Bombay followed, with all its movement and unpredictability. Fifteen years on, what remains is not a singular transformation, but a series of selves, tested, shed, reassembled. “I’ve seen so many different versions of myself,” he reflects. What the city offers instead is time, the long, unglamorous apprenticeship of patience. “Good things take time. Great things take longer.”
There is resilience here, certainly, but not the kind that asks to be admired. Only the quiet work of showing up, again and again. “If I’m not happy with myself, I better stop expecting it from the world.”And perhaps that’s where this story truly sits. Not in what he has let go of, but in what he has chosen to keep. Not The Boy You Knew isn’t about growing up. It’s about recognising that the curious, instinctive, unafraid boy was never meant to be left behind.
“It was the most liberating feeling in the world. It made me feel alive and seen. Gave me an instant feeling of this is where I belong.”
– On first encounter with theatre.
Tell us about your first encounter with theatre.
Euphoric! It was the most liberating feeling in the world.
What did theatre and acting unlock for you?
It gave me a safe space to express things through characters that were otherwise difficult to express in real life. It gives you the freedom of not being judged, because it’s just a character I’m playing. I can be whoever I want and live vicariously through them, which also unlocks emotions I didn’t know I had.
“I used to play female as well as male characters in theatre, in an all boys school. So, on the contrary, I pushed my own version of ‘masculinity’ onto them.”
– On masculinity as a young boy.

What is your version of masculinity?
The idea of masculinity, and masculinity by definition needs to change. It’s how vulnerable you can be and still uphold yourself gracefully by not being scared of being seen.
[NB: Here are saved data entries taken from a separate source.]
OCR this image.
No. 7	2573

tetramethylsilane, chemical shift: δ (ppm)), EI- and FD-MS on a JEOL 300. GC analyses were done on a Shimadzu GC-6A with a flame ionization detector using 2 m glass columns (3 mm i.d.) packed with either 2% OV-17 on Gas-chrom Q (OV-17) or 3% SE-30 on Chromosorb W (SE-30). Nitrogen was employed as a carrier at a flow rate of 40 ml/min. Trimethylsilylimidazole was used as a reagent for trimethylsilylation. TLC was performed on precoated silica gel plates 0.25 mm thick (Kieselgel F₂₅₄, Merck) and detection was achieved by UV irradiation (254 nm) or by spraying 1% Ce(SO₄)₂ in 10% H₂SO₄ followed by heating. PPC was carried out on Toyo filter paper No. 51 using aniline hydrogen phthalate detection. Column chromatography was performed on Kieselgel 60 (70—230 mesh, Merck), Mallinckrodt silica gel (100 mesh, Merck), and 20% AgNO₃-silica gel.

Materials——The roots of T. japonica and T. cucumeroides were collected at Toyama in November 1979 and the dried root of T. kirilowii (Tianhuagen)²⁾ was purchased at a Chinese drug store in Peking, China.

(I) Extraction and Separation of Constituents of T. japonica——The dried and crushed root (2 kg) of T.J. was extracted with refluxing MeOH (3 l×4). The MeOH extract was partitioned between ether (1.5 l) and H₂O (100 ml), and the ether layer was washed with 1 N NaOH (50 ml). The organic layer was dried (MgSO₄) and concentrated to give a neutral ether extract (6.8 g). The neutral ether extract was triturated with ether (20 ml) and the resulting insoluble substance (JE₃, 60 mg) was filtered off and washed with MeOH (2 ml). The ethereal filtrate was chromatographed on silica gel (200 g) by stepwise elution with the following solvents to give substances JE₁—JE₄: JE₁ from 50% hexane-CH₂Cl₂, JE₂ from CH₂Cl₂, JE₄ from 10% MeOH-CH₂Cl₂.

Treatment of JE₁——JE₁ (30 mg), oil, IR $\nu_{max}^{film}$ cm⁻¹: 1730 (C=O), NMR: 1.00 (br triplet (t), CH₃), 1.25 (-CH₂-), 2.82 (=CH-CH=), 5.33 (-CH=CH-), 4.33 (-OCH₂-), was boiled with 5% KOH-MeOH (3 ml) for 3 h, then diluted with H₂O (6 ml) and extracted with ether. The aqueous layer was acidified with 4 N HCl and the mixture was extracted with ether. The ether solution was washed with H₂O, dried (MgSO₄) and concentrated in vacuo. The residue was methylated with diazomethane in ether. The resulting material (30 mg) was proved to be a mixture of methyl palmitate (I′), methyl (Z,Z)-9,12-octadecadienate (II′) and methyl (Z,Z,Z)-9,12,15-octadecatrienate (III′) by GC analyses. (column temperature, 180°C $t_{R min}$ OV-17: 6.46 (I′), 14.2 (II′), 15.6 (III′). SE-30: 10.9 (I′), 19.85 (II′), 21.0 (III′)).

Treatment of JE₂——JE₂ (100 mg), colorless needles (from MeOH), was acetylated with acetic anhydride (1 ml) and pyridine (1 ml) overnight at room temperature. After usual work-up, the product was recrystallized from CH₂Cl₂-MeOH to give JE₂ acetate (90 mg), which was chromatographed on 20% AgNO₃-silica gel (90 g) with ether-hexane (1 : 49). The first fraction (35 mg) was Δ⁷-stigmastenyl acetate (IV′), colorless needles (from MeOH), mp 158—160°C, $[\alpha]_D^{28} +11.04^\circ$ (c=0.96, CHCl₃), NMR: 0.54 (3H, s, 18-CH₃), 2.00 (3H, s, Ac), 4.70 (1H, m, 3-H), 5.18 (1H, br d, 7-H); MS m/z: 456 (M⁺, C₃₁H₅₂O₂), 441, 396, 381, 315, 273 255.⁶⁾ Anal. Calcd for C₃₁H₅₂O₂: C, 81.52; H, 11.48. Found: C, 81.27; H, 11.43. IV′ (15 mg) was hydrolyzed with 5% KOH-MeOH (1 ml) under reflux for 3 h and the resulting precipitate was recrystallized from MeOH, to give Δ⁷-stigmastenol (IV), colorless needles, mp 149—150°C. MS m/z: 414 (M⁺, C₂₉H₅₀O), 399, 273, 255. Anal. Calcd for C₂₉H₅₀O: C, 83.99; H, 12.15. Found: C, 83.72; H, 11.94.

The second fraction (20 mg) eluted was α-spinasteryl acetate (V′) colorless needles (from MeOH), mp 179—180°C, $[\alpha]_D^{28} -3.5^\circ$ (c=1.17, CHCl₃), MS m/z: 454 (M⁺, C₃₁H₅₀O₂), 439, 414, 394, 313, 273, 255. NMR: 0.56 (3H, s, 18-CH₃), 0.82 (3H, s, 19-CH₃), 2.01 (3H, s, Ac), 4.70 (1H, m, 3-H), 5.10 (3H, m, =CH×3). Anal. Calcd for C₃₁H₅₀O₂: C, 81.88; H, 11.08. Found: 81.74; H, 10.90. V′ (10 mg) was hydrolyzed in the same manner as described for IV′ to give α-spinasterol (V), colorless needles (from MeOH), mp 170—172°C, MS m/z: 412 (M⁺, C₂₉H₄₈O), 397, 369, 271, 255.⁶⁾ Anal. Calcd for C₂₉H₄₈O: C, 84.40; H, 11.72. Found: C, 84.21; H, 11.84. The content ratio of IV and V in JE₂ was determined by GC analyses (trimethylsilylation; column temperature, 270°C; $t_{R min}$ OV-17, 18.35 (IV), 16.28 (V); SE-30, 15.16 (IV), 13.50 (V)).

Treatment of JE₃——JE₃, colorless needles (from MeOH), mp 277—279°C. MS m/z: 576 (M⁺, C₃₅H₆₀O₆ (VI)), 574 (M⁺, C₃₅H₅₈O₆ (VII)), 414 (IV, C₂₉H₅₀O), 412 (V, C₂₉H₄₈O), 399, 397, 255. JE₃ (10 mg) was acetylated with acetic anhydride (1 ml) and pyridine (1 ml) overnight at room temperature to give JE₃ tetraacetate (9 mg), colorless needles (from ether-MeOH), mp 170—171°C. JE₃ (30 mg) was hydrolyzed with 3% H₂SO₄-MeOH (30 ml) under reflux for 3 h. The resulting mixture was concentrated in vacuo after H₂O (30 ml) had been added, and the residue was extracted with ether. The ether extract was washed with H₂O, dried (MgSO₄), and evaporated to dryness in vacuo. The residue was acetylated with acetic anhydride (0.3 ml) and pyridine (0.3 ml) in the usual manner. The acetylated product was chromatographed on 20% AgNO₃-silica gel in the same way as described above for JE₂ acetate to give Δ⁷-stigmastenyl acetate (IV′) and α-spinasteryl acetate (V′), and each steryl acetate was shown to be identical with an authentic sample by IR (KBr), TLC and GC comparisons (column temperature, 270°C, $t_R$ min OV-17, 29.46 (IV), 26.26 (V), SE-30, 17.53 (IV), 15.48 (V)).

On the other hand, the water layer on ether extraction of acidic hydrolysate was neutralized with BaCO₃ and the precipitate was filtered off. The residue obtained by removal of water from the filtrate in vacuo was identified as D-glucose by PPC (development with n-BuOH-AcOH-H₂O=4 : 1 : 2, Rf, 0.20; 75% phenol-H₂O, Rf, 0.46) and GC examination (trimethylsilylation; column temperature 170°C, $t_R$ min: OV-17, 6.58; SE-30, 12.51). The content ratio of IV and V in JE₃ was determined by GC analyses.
To be comfortable equally with your feminine side as you are with your masculine and being able to balance the two.
What’s something you’ve had to unlearn about yourself along the way?
The need for validation, especially when in our business it’s all in the hands of the audience. So, I’m still learning to unlearn it and then let that come from myself first. If I ain’t happy with myself, I better stop expecting it from the world.
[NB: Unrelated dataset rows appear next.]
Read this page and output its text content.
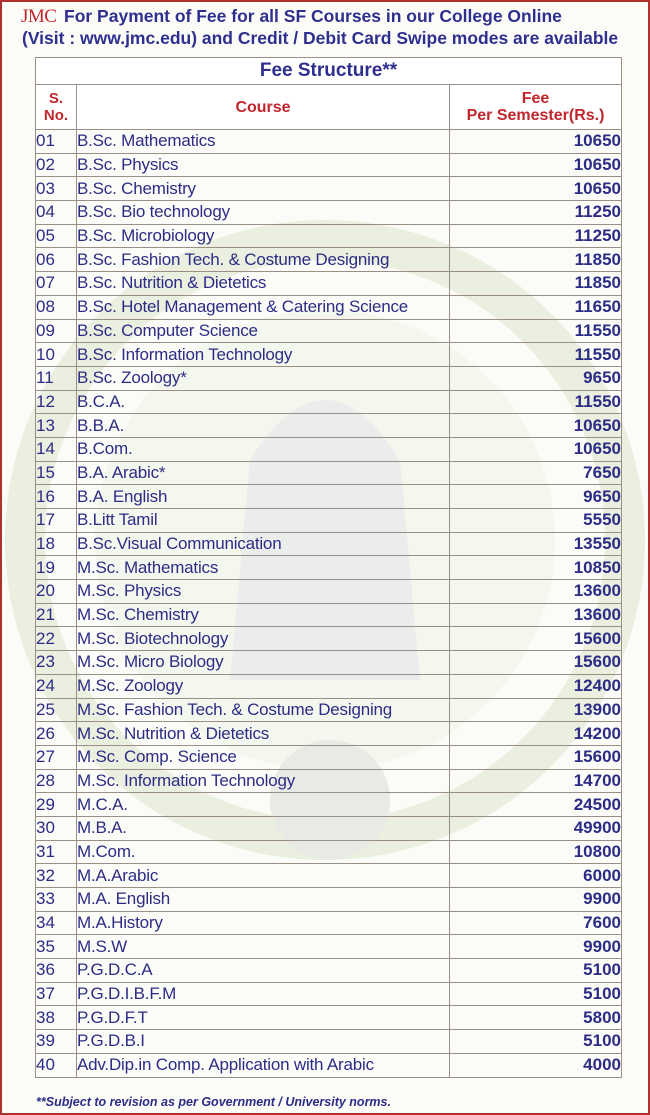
JMC For Payment of Fee for all SF Courses in our College Online
(Visit : www.jmc.edu) and Credit / Debit Card Swipe modes are available
Fee Structure**		
S.
No.	Course	Fee
Per Semester(Rs.)
01	B.Sc. Mathematics	10650
02	B.Sc. Physics	10650
03	B.Sc. Chemistry	10650
04	B.Sc. Bio technology	11250
05	B.Sc. Microbiology	11250
06	B.Sc. Fashion Tech. & Costume Designing	11850
07	B.Sc. Nutrition & Dietetics	11850
08	B.Sc. Hotel Management & Catering Science	11650
09	B.Sc. Computer Science	11550
10	B.Sc. Information Technology	11550
11	B.Sc. Zoology*	9650
12	B.C.A.	11550
13	B.B.A.	10650
14	B.Com.	10650
15	B.A. Arabic*	7650
16	B.A. English	9650
17	B.Litt Tamil	5550
18	B.Sc.Visual Communication	13550
19	M.Sc. Mathematics	10850
20	M.Sc. Physics	13600
21	M.Sc. Chemistry	13600
22	M.Sc. Biotechnology	15600
23	M.Sc. Micro Biology	15600
24	M.Sc. Zoology	12400
25	M.Sc. Fashion Tech. & Costume Designing	13900
26	M.Sc. Nutrition & Dietetics	14200
27	M.Sc. Comp. Science	15600
28	M.Sc. Information Technology	14700
29	M.C.A.	24500
30	M.B.A.	49900
31	M.Com.	10800
32	M.A.Arabic	6000
33	M.A. English	9900
34	M.A.History	7600
35	M.S.W	9900
36	P.G.D.C.A	5100
37	P.G.D.I.B.F.M	5100
38	P.G.D.F.T	5800
39	P.G.D.B.I	5100
40	Adv.Dip.in Comp. Application with Arabic	4000
**Subject to revision as per Government / University norms.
“It’s the calm, the peace, the quiet strength that the ocean brings and how beautifully it humbles me. A reminder how little you have in your control and how important it is to let go and not take this beautiful life for granted. It’s everything!”
– On his love for scuba diving and life underwater.
What did you come to Bombay for?
To chase something bigger than myself.
You moved to Bombay 15 years ago. What has the city taught you?
That nothing good comes out of being impatient. And you have to be a tiny bit delusional to be able to go after what you really want. And that resilience isn’t optional.
Was there a phase in your journey that quietly changed you the most?
I was both quietly and loudly evolving, changing, transitioning, transforming, becoming and unbecoming all at the same time. It’s Mumbai, there is nothing quiet about it, haha!
Quick takes…
Men should talk more about…
The fact that they don’t say enough.
I wish someone had told me earlier that…
Progress beats perfection. Always.
Masculinity, to me, now means…
Vulnerability.
Strength today looks like…
Consistency.
I feel most myself when…
Laughing at the most nonsensical things with a friend who gets it.

“How I’ve learnt to go through it all. Good, bad, and ugly. And considering where I come from, how far I’ve come.”
– On what would surprise his younger self the most.